Could ultraviolet LEDs help fight COVID-19?
Ultraviolet LEDs that can decontaminate surfaces from COVID-19 infection are currently being developed by researchers.
According to researchers at UC Santa Barbara's Solid State Lighting & Energy Electronics Center (SSLEEC), these LEDs could also potentially decontaminate air and water that have come into contact with the SARS-CoV-2 virus.
"One major application is in medical situations — the disinfection of personal protective equipment, surfaces, floors, within the HVAC systems, etc," said materials doctoral researcher Christian Zollner, whose work centres on advancing deep ultraviolet light LED technology for sanitation and purification purposes.
Indeed, much attention of late has turned to the power of ultraviolet light to inactivate the novel coronavirus. As a technology, ultraviolet light disinfection has been around for some time. While practical, large-scale efficacy against the spread of SARS-CoV-2 has yet to be shown, UV light shows a lot of promise. SSLEEC member company Seoul Semiconductor in early April reported a "99.9% sterilisation of coronavirus (COVID-19) in 30 seconds" with its UV LED products. Its technology currently is being adopted for automotive use, in UV LED lamps that sterilise the interior of unoccupied vehicles.
Not all UV wavelengths are alike — UV-A and UV-B have important uses, but the rare UV-C is the ultraviolet light of choice for purifying air and water and for inactivating microbes. These can be generated only via human-made processes.
"UV-C light in the 260–285 nm range most relevant for current disinfection technologies is also harmful to human skin, so for now it is mostly used in applications where no-one is present at the time of disinfection," Zollner said.
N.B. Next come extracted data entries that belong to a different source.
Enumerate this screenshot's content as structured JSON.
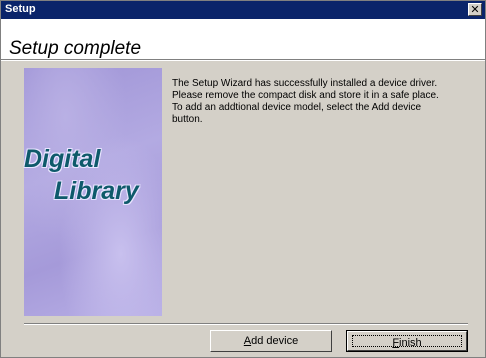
{
  "window": {
    "title": "Setup",
    "close_glyph": "✕"
  },
  "header": {
    "heading": "Setup complete"
  },
  "side_image": {
    "logo_line1": "Digital",
    "logo_line2": "Library",
    "colors": {
      "background": "#a79ddb",
      "logo_text": "#0e5a6a"
    }
  },
  "body": {
    "message": "The Setup Wizard has successfully installed a device driver.\nPlease remove the compact disk and store it in a safe place.\nTo add an addtional device model, select the Add device\nbutton."
  },
  "buttons": {
    "add_device": {
      "mnemonic": "A",
      "rest": "dd device"
    },
    "finish": {
      "mnemonic": "F",
      "rest": "inish"
    }
  },
  "colors": {
    "title_bar": "#0a246a",
    "dialog_face": "#d4d0c8",
    "header_bg": "#ffffff"
  }
}
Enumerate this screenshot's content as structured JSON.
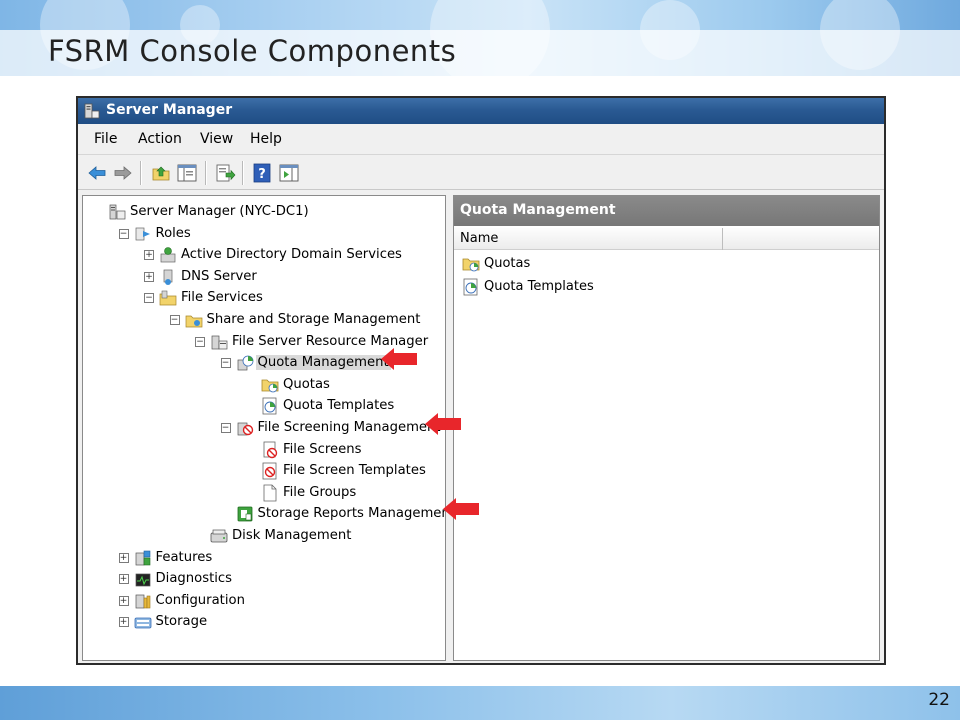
{
  "slide": {
    "title": "FSRM Console Components",
    "number": "22"
  },
  "window": {
    "title": "Server Manager",
    "menu": [
      "File",
      "Action",
      "View",
      "Help"
    ],
    "toolbar_icons": [
      "back-arrow-icon",
      "forward-arrow-icon",
      "up-folder-icon",
      "show-hide-tree-icon",
      "export-list-icon",
      "help-icon",
      "show-action-pane-icon"
    ]
  },
  "tree": [
    {
      "label": "Server Manager (NYC-DC1)",
      "icon": "server-manager-icon",
      "expander": ""
    },
    {
      "label": "Roles",
      "icon": "roles-icon",
      "expander": "−"
    },
    {
      "label": "Active Directory Domain Services",
      "icon": "ad-ds-icon",
      "expander": "+"
    },
    {
      "label": "DNS Server",
      "icon": "dns-server-icon",
      "expander": "+"
    },
    {
      "label": "File Services",
      "icon": "file-services-icon",
      "expander": "−"
    },
    {
      "label": "Share and Storage Management",
      "icon": "share-storage-icon",
      "expander": "−"
    },
    {
      "label": "File Server Resource Manager",
      "icon": "fsrm-icon",
      "expander": "−"
    },
    {
      "label": "Quota Management",
      "icon": "quota-management-icon",
      "expander": "−",
      "selected": true
    },
    {
      "label": "Quotas",
      "icon": "quotas-folder-icon",
      "expander": ""
    },
    {
      "label": "Quota Templates",
      "icon": "quota-templates-icon",
      "expander": ""
    },
    {
      "label": "File Screening Management",
      "icon": "file-screening-icon",
      "expander": "−"
    },
    {
      "label": "File Screens",
      "icon": "file-screens-icon",
      "expander": ""
    },
    {
      "label": "File Screen Templates",
      "icon": "file-screen-templates-icon",
      "expander": ""
    },
    {
      "label": "File Groups",
      "icon": "file-groups-icon",
      "expander": ""
    },
    {
      "label": "Storage Reports Management",
      "icon": "storage-reports-icon",
      "expander": ""
    },
    {
      "label": "Disk Management",
      "icon": "disk-management-icon",
      "expander": ""
    },
    {
      "label": "Features",
      "icon": "features-icon",
      "expander": "+"
    },
    {
      "label": "Diagnostics",
      "icon": "diagnostics-icon",
      "expander": "+"
    },
    {
      "label": "Configuration",
      "icon": "configuration-icon",
      "expander": "+"
    },
    {
      "label": "Storage",
      "icon": "storage-icon",
      "expander": "+"
    }
  ],
  "result_pane": {
    "title": "Quota Management",
    "column": "Name",
    "items": [
      {
        "label": "Quotas",
        "icon": "quotas-folder-icon"
      },
      {
        "label": "Quota Templates",
        "icon": "quota-templates-icon"
      }
    ]
  },
  "colors": {
    "title_bar": "#2a5a93",
    "highlight_arrow": "#e8262b",
    "selection": "#d9d9d9"
  }
}
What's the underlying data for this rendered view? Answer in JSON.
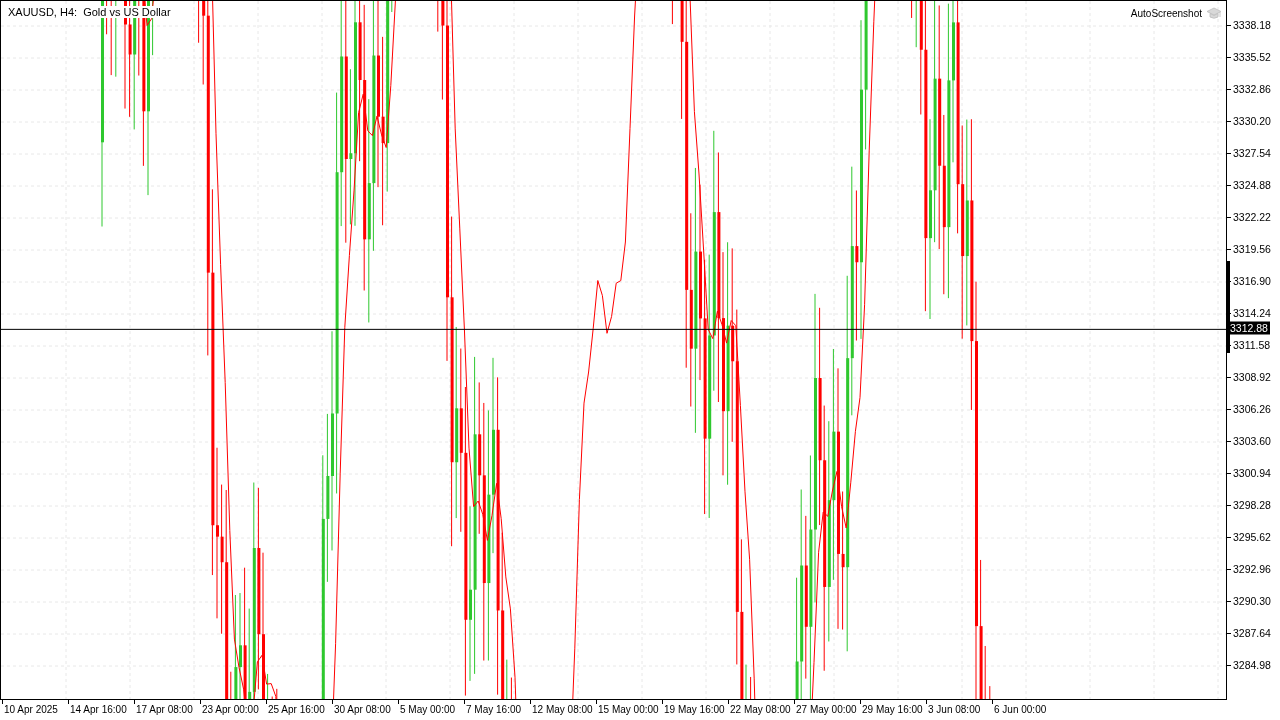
{
  "chart_title": "XAUUSD, H4:  Gold vs US Dollar",
  "watermark_label": "AutoScreenshot",
  "price_axis": [
    "3338.18",
    "3335.52",
    "3332.86",
    "3330.20",
    "3327.54",
    "3324.88",
    "3322.22",
    "3319.56",
    "3316.90",
    "3314.24",
    "3311.58",
    "3308.92",
    "3306.26",
    "3303.60",
    "3300.94",
    "3298.28",
    "3295.62",
    "3292.96",
    "3290.30",
    "3287.64",
    "3284.98"
  ],
  "current_price": "3312.88",
  "time_axis": [
    "10 Apr 2025",
    "14 Apr 16:00",
    "17 Apr 08:00",
    "23 Apr 00:00",
    "25 Apr 16:00",
    "30 Apr 08:00",
    "5 May 00:00",
    "7 May 16:00",
    "12 May 08:00",
    "15 May 00:00",
    "19 May 16:00",
    "22 May 08:00",
    "27 May 00:00",
    "29 May 16:00",
    "3 Jun 08:00",
    "6 Jun 00:00"
  ]
}
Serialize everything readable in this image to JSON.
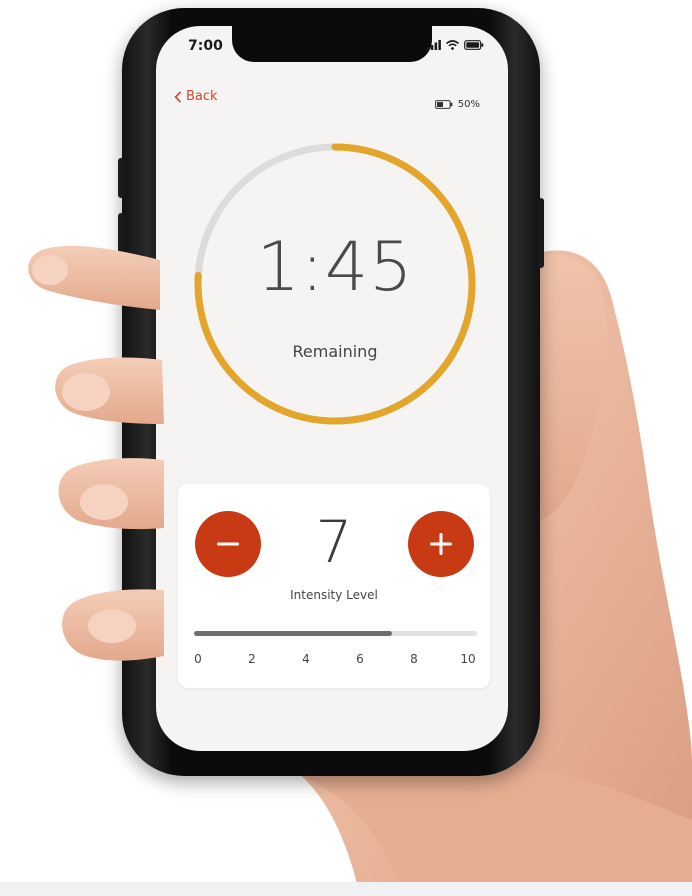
{
  "status_bar": {
    "time": "7:00",
    "icons": [
      "signal-icon",
      "wifi-icon",
      "battery-icon"
    ]
  },
  "header": {
    "back_label": "Back",
    "battery_text": "50%"
  },
  "timer": {
    "value": "1:45",
    "label": "Remaining",
    "progress_fraction": 0.76,
    "colors": {
      "progress": "#E3A62B",
      "track": "#DCDCDC"
    }
  },
  "intensity": {
    "value": "7",
    "label": "Intensity Level",
    "minus_icon": "minus-icon",
    "plus_icon": "plus-icon",
    "slider_level": 7,
    "slider_max": 10,
    "ticks": [
      "0",
      "2",
      "4",
      "6",
      "8",
      "10"
    ],
    "colors": {
      "button": "#C83A14",
      "fill": "#6F6F6F",
      "track": "#E2E2E2"
    }
  },
  "theme": {
    "accent": "#D5462A",
    "screen_bg": "#F5F4F2"
  }
}
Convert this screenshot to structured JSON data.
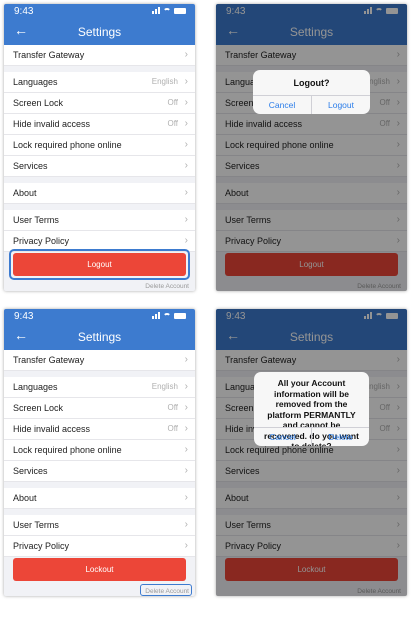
{
  "status_time": "9:43",
  "nav_title": "Settings",
  "rows": [
    {
      "label": "Transfer Gateway",
      "value": ""
    },
    {
      "label": "Languages",
      "value": "English"
    },
    {
      "label": "Screen Lock",
      "value": "Off"
    },
    {
      "label": "Hide invalid access",
      "value": "Off"
    },
    {
      "label": "Lock required phone online",
      "value": ""
    },
    {
      "label": "Services",
      "value": ""
    },
    {
      "label": "About",
      "value": ""
    },
    {
      "label": "User Terms",
      "value": ""
    },
    {
      "label": "Privacy Policy",
      "value": ""
    }
  ],
  "screens": [
    {
      "action_label": "Logout",
      "delete_label": "Delete Account"
    },
    {
      "action_label": "Logout",
      "delete_label": "Delete Account",
      "dialog": {
        "title": "Logout?",
        "cancel": "Cancel",
        "confirm": "Logout"
      }
    },
    {
      "action_label": "Lockout",
      "delete_label": "Delete Account"
    },
    {
      "action_label": "Lockout",
      "delete_label": "Delete Account",
      "dialog": {
        "title": "All your Account information will be removed from the platform PERMANTLY and cannot be recovered. do you want to delete?",
        "cancel": "Cancel",
        "confirm": "Delete"
      }
    }
  ],
  "colors": {
    "accent": "#3d7bcf",
    "danger": "#ec4638",
    "dialog_link": "#2b7de9"
  }
}
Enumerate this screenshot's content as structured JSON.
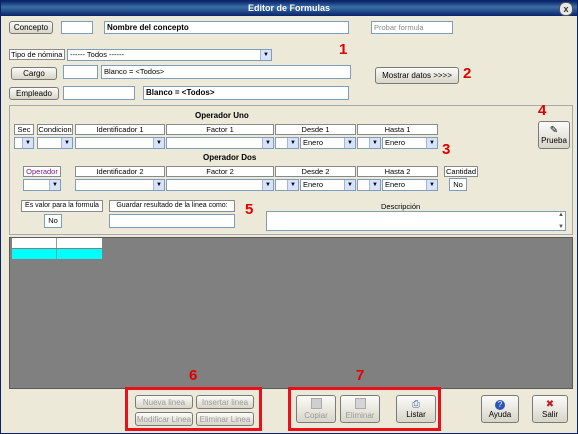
{
  "window": {
    "title": "Editor de Formulas",
    "close_glyph": "x"
  },
  "concepto": {
    "button": "Concepto",
    "code": "",
    "name": "Nombre del concepto",
    "probar_placeholder": "Probar formula"
  },
  "nomina": {
    "label": "Tipo de nómina",
    "value": "------ Todos ------"
  },
  "cargo": {
    "button": "Cargo",
    "code": "",
    "value": "Blanco = <Todos>"
  },
  "empleado": {
    "button": "Empleado",
    "code": "",
    "value": "Blanco   = <Todos>"
  },
  "mostrar_button": "Mostrar datos >>>>",
  "prueba_button": "Prueba",
  "op1": {
    "title": "Operador Uno",
    "headers": {
      "sec": "Sec",
      "condicion": "Condicion",
      "ident": "Identificador 1",
      "factor": "Factor 1",
      "desde": "Desde 1",
      "hasta": "Hasta 1"
    },
    "desde_value": "Enero",
    "hasta_value": "Enero"
  },
  "op2": {
    "title": "Operador Dos",
    "headers": {
      "operador": "Operador",
      "ident": "Identificador 2",
      "factor": "Factor 2",
      "desde": "Desde 2",
      "hasta": "Hasta 2",
      "cantidad": "Cantidad"
    },
    "desde_value": "Enero",
    "hasta_value": "Enero",
    "cantidad_value": "No"
  },
  "bottom_row": {
    "es_valor": "Es valor para la formula",
    "es_valor_value": "No",
    "guardar": "Guardar resultado de la linea como:",
    "descripcion": "Descripción"
  },
  "line_buttons": {
    "nueva": "Nueva linea",
    "insertar": "Insertar linea",
    "modificar": "Modificar Linea",
    "eliminar": "Eliminar Linea"
  },
  "action_buttons": {
    "copiar": "Copiar",
    "eliminar": "Eliminar",
    "listar": "Listar"
  },
  "help_buttons": {
    "ayuda": "Ayuda",
    "salir": "Salir"
  },
  "annotations": [
    "1",
    "2",
    "3",
    "4",
    "5",
    "6",
    "7"
  ],
  "colors": {
    "title_bar": "#0a246a",
    "grid_selection": "#00ffff",
    "annotation_red": "#e8101a",
    "grid_background": "#808080"
  },
  "icons": {
    "prueba": "magic-wand-icon",
    "copiar": "copy-icon",
    "eliminar": "delete-icon",
    "listar": "printer-icon",
    "ayuda": "help-icon",
    "salir": "exit-icon"
  }
}
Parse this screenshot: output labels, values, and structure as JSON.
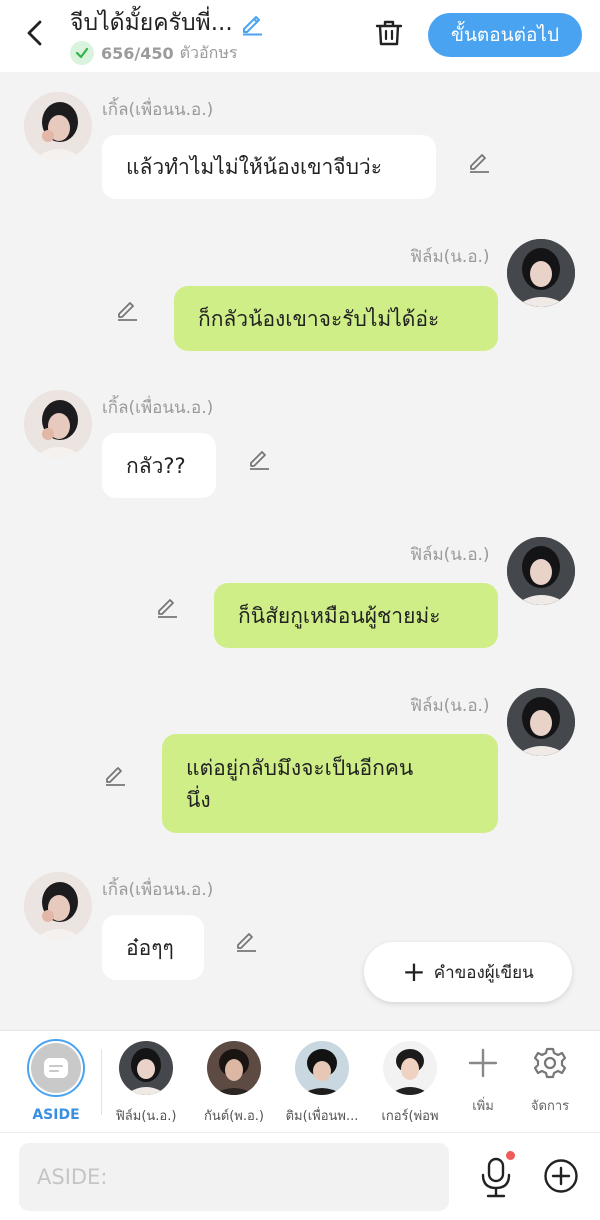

In fact, the World Health Organization warns against using ultraviolet disinfection lamps to sanitise hands or other areas of the skin — even brief exposure to UV-C light can cause burns and eye damage.
Portable, fast-acting water disinfection was among the primary applications the researchers had in mind as they were developing their UV-C LED technology; the diodes' durability, reliability and small form factor would be a game changer in less developed areas of the world where clean water is not available.
The emergence of the COVID-19 pandemic has added another dimension. As the world races to find vaccines, therapies and cures for the disease, disinfection, decontamination and isolation are the few weapons we have to defend ourselves, and the solutions will need to be deployed worldwide. In addition to UV-C for water sanitation purposes, UV-C light could be integrated into systems that turn on when no-one is present, Zollner said.
"This would provide a low-cost, chemical-free and convenient way to sanitise public, retail, personal and medical spaces," he said.
For the moment, however, Zollner and colleagues are waiting out the pandemic, as research at UC Santa Barbara has slowed to minimise person-to-person contact.
"Our next steps, once research activities resume at UCSB, is to continue our work on improving our AlGaN/SiC platform to hopefully produce the world's most efficient UV-C light emitters," he said.